The energy sector is trading on a price-to-book ratio below 1.5x, which represents a valuation discount of more than 20% to the wider global market. Also, the sector has been unloved for some time, with global investors substantially underinvested.
New innovations in hydraulic fracturing and new drilling technologies have led to the shale revolution, particularly in the US, which is well on its way to becoming energy independent. Moreover, these new innovations have helped to significantly increase energy companies’ productivity in recent years.
Another supportive factor for the energy sector is the new focus on growth in cash flow from operations rather than on capex. In our view, this is likely to be a key driver in improving free cash flow going forward.

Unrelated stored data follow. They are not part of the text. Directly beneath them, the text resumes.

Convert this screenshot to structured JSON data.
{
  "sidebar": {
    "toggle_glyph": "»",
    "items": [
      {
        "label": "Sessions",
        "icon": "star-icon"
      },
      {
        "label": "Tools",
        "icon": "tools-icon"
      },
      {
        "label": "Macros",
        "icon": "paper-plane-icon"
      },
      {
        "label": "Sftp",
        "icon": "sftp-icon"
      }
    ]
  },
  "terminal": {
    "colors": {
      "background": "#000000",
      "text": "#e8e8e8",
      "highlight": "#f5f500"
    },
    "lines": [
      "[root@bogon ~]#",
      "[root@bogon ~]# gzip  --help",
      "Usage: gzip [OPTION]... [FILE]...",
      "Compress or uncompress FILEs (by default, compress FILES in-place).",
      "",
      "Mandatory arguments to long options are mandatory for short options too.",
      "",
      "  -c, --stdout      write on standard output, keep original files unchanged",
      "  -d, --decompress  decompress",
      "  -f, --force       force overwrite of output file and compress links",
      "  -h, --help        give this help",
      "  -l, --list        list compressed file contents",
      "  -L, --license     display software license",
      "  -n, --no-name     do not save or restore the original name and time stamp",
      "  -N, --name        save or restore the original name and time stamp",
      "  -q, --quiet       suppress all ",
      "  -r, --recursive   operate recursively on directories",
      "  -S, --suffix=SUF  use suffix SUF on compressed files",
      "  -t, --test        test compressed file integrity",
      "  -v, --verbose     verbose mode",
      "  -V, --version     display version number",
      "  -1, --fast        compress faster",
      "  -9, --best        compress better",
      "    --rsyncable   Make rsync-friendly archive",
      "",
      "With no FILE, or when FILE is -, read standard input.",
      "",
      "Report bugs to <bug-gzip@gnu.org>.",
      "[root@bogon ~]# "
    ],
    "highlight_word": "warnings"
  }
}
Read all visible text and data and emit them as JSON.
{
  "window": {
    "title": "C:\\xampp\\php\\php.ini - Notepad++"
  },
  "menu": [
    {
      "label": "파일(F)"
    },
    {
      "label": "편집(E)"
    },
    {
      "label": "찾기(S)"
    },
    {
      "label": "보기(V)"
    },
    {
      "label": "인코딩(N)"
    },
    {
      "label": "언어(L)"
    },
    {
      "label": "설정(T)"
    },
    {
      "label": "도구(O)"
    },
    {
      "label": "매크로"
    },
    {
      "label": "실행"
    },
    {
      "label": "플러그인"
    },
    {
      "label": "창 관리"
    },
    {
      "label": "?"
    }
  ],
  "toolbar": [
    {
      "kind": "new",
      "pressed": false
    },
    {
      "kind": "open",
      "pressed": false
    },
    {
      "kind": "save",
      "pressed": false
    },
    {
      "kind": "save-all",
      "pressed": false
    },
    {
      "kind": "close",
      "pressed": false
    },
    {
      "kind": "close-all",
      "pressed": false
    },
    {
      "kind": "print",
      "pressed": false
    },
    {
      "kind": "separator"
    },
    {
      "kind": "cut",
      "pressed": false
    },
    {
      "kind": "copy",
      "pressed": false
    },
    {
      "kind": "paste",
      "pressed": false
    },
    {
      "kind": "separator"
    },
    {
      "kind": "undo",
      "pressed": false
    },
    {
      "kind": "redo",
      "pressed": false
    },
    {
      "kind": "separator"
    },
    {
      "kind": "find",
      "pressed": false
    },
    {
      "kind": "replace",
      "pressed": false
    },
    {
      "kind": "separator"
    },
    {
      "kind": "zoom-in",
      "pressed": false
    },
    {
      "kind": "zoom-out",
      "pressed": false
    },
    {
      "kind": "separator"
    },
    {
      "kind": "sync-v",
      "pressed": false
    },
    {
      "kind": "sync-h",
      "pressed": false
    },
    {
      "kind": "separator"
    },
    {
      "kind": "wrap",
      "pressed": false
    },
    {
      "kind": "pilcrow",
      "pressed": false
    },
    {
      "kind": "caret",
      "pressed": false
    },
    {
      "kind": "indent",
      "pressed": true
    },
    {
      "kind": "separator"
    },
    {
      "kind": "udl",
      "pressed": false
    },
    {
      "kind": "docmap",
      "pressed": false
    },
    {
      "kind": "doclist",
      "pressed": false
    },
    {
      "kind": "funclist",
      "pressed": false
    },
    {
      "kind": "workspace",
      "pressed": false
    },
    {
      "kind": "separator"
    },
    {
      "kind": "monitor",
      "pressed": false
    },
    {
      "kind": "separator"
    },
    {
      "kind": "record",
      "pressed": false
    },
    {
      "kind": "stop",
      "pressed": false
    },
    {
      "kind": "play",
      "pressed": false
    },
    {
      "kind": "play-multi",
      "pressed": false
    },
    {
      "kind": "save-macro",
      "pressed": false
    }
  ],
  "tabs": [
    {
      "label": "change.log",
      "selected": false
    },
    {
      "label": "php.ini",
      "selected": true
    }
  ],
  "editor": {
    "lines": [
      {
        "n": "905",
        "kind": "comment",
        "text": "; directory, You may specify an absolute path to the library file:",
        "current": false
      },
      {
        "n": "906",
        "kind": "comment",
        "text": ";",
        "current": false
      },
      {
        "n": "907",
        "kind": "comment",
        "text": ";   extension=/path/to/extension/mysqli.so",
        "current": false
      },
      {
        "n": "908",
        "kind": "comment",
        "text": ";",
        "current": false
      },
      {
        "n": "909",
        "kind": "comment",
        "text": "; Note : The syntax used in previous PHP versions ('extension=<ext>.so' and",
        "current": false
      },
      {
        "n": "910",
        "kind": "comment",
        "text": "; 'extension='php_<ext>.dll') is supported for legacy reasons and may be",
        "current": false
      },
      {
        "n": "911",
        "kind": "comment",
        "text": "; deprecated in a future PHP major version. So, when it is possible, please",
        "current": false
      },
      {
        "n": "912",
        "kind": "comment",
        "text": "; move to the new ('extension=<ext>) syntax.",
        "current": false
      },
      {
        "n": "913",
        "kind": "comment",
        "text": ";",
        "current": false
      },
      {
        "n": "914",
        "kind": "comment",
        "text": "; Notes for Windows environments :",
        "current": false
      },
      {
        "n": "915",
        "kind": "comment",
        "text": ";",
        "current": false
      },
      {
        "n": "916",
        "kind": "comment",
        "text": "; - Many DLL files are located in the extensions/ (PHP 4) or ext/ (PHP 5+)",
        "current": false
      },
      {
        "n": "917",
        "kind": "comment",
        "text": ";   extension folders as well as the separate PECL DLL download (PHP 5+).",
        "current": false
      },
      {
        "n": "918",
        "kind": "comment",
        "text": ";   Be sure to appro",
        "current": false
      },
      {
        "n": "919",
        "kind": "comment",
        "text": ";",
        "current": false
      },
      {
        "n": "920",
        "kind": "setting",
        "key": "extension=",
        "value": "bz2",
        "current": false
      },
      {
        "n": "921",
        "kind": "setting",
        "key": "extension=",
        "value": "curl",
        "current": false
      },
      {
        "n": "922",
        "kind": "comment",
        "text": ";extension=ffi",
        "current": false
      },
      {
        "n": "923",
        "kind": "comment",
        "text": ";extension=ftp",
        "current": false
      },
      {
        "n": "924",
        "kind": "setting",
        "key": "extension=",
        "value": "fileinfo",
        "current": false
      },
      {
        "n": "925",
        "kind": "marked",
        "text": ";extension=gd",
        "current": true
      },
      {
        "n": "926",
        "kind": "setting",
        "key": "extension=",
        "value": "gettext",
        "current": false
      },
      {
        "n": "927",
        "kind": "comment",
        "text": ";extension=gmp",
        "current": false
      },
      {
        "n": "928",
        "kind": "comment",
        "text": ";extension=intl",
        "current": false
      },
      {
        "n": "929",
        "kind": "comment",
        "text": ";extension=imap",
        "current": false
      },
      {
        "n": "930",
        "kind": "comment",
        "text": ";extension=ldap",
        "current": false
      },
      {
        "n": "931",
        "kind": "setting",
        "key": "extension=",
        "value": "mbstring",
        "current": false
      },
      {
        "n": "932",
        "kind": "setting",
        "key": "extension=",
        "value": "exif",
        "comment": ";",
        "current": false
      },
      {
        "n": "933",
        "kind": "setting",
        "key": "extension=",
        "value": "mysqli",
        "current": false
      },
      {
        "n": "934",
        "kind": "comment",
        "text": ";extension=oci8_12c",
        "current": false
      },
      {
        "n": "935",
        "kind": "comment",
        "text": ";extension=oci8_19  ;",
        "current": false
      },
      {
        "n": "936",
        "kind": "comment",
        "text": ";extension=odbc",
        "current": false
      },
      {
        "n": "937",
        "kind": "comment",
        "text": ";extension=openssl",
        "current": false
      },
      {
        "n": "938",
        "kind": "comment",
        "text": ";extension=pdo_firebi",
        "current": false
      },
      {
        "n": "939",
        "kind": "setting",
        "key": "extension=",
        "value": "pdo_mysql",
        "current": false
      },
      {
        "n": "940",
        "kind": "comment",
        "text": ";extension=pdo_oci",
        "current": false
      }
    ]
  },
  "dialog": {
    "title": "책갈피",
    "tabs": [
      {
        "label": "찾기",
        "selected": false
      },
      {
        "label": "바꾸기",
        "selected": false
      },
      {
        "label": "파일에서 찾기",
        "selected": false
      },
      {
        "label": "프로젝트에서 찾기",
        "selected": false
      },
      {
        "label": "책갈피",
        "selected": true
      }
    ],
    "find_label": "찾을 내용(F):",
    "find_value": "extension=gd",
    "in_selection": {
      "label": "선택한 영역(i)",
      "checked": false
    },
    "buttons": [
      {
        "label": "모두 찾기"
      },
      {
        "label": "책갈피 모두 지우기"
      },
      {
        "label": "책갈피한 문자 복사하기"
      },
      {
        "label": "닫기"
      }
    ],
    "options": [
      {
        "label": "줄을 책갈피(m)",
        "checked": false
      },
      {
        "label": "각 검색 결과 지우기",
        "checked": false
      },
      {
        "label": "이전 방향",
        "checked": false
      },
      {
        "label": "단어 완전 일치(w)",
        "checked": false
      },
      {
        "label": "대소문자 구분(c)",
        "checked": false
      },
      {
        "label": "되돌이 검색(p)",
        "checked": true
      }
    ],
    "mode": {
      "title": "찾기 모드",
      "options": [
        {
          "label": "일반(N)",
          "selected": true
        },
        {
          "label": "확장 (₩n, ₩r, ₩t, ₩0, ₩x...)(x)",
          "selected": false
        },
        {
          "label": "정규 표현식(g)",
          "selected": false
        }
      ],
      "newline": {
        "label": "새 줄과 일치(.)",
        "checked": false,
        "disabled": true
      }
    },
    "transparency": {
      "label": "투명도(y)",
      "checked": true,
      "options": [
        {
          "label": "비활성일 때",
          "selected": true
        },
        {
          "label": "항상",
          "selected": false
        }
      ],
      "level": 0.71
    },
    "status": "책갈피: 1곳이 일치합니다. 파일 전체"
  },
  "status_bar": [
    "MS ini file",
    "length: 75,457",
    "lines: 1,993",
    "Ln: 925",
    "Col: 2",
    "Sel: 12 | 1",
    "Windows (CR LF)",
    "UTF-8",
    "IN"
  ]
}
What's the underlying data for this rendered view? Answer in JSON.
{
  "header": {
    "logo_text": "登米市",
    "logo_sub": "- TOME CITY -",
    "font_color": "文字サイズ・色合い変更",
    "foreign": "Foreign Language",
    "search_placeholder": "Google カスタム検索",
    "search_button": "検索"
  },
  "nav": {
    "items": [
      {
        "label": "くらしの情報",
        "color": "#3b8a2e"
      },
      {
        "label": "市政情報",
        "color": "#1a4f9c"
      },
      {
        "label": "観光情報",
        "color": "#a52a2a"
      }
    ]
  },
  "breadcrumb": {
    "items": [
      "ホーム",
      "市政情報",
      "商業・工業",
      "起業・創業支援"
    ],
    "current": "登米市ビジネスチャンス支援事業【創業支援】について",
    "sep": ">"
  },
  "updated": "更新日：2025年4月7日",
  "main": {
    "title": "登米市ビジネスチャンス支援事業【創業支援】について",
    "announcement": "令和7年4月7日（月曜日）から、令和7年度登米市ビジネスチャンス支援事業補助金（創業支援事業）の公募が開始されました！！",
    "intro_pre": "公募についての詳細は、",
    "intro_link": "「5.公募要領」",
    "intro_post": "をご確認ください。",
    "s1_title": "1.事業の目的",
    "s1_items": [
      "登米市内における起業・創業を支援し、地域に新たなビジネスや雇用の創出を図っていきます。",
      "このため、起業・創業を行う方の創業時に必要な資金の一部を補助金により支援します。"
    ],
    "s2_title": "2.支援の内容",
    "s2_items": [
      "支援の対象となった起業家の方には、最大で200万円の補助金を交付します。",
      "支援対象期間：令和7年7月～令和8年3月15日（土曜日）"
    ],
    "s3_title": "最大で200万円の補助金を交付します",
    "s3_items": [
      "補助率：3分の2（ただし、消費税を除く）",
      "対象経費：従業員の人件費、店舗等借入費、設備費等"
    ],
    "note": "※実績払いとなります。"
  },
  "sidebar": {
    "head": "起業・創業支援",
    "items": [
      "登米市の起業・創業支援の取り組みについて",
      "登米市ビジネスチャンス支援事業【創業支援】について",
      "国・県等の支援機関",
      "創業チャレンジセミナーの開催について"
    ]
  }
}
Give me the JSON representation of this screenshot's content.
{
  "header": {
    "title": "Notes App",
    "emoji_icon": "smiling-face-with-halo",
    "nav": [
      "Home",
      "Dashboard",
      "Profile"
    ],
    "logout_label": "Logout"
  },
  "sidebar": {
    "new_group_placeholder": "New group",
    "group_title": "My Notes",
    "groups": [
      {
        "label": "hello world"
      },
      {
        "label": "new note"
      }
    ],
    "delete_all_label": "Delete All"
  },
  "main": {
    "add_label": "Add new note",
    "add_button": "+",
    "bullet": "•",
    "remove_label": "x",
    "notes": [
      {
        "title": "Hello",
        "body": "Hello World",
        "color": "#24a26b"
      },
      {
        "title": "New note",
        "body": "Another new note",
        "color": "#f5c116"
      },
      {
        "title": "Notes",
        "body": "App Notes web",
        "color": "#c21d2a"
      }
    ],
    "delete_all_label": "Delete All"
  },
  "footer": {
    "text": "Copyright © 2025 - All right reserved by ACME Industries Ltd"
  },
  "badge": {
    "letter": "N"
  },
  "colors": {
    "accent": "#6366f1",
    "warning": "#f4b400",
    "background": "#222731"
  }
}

Low valuation and disappointing performance have persisted for some time now, mainly driven by negative earnings trends. However, the pace of downward revisions has slowed relative to the wider market, and expectations now appear reasonable. Furthermore, improving earnings surprises may finally become a catalyst for a re-rating.
We expect the energy sector to outperform going forward, thanks to improving earnings revisions, better capital discipline and hence improving free cash flow trends.
As for risks, a sharp fall in global growth could weigh on energy demand. Environmental issues could also impact margins. And finally, as always in this sector, regulatory risks remain.